Twenty-Four

THE PRAYER

THE WOMEN DID THEIR BEST TO RELIEVE THE MISERIES of the children while the men stared blankly at the horizon, hoping to see some sign of land—but even if they did spot an island on the horizon, there was no guarantee our boat could reach it. Without power we would probably sail right past it; the prevailing current wasn’t likely to deliver us directly to a tiny spot in the middle of a vast sea. Some of the men fashioned makeshift sails from T-shirts and tarps they found on board; but there was very little wind moving, and the pathetic sails hung as limp as retired flags.

After yesterday’s encounter with the Thai pirates, no one was particularly eager to encounter another ship because there was no guarantee it would have any better intentions. Yesterday’s pirates were the most cold-blooded kind of all. They didn’t want to rob us or assault our women as did most of the predators who prowled the Gulf of Thailand and the South China Sea; these pirates just wanted to overturn our boat to watch us drown, and if their rope hadn’t broken at the last possible moment, they would have succeeded.

In the seclusion and anonymity of the South China Sea, the human heart was free to turn its darkest, and predators knew that even the worst atrocities could be hidden beneath the water. Those Thai pirates were trying to kill us just for the pleasure of doing it, which seems like an incomprehensible thing for one human being to do to another. But refugees were not human beings; when they left their home, no list was made of who they were, when they left, or where they were headed. No nation mourned their departure, and no country awaited their arrival. There was death at sea but no death toll; there was heartbreak but no history. Refugees were unwanted, unclaimed, and unnamed—invisible people. They were just some country’s former problem, and the moment the problem was gone, they were forgotten—out of sight, out of mind.

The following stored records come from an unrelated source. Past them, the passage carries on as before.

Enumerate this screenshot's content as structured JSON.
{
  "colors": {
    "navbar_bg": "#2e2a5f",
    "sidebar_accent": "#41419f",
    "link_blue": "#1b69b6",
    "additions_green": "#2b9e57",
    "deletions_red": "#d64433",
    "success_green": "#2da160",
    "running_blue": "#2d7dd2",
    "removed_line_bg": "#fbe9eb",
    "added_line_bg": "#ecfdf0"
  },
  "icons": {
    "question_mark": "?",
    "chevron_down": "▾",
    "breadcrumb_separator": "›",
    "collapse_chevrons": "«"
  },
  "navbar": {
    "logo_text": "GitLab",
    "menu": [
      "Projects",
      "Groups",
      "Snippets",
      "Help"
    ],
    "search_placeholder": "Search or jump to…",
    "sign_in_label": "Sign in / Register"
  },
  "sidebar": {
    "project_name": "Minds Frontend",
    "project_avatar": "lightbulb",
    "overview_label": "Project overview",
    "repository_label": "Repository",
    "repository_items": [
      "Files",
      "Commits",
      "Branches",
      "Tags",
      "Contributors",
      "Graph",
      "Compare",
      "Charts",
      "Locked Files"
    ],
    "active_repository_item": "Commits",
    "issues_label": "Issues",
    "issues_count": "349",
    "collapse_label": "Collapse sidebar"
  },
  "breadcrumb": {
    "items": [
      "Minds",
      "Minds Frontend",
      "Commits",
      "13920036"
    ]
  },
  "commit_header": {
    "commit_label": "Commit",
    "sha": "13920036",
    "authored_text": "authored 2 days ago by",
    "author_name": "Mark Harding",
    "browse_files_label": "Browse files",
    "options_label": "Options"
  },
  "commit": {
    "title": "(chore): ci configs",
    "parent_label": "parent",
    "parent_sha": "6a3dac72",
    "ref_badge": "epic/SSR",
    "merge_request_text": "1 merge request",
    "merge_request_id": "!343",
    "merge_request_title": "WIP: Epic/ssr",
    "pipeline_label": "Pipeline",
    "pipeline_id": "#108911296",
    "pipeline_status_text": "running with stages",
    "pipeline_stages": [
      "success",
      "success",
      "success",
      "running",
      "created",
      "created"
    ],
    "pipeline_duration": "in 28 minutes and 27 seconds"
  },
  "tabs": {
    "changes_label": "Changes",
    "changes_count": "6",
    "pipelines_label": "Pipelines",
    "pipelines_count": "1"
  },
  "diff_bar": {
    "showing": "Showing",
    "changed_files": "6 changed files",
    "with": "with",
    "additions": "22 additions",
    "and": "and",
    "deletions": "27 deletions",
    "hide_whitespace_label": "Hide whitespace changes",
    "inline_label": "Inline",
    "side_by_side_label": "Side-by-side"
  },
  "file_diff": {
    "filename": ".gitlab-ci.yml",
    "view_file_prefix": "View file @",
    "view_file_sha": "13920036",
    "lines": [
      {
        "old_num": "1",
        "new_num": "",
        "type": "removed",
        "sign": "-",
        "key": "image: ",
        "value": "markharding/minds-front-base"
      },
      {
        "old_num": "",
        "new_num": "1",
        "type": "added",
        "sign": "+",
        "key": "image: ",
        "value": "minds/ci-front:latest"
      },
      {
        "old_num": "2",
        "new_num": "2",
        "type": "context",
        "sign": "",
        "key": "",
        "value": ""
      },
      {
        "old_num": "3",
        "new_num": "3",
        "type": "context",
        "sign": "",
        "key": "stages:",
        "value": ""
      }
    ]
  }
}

If the pirates’ rope hadn’t broken, we would have died; if their boat hadn’t broken down, they would have tried again. That was two minor miracles in a single day. But that was yesterday; it’s hard to give thanks for yesterday’s grace, and no one on our boat was feeling grateful today.

We were dying of thirst.

We left Malaysia without food or water, but food was not the critical concern. If necessary we could have endured for more than a month without food, but the human body requires water to survive—a lot of it. Every cell of our bodies contains it, and every day some of that water is lost. In a temperate climate the body loses between two and three quarts of water per day, but our boat was adrift just a few hundred miles north of the equator. In that kind of tropical climate, the body perspires, but sweat won’t evaporate. The body loses water but can’t cool down, and hyperthermia can occur. The very young and very old are especially susceptible, and my family included both the oldest and some of the youngest aboard; my grandfather was well into his seventies while my twin brothers Anh and Hon were only eighteen months old.

On the South China Sea in July, the temperature can reach a sweltering ninety degrees with 90 percent humidity, and the sun shone brightly every day we were at sea. There was never a cloud in the sky to block its rays and grant us a few merciful hours of relief, and despite the suffocating humidity, there had not been a single drop of rain. In those extreme conditions at least one member of my family should have died two days ago—yet there we were, still hanging on to life after five long days at sea.

There was a pregnant woman on board who suffered greatly from the heat. I cannot imagine what the ninety-degree temperatures must have added to the incubator she already carried inside her. There was a young man on board, probably in his early twenties, who seemed to have been afflicted by some form of mental illness. He occupied his time by grabbing at the black flies that swarmed over our boat like a cloud, and whenever he caught one he ate it—a revolting habit that made the children frightened and nauseous.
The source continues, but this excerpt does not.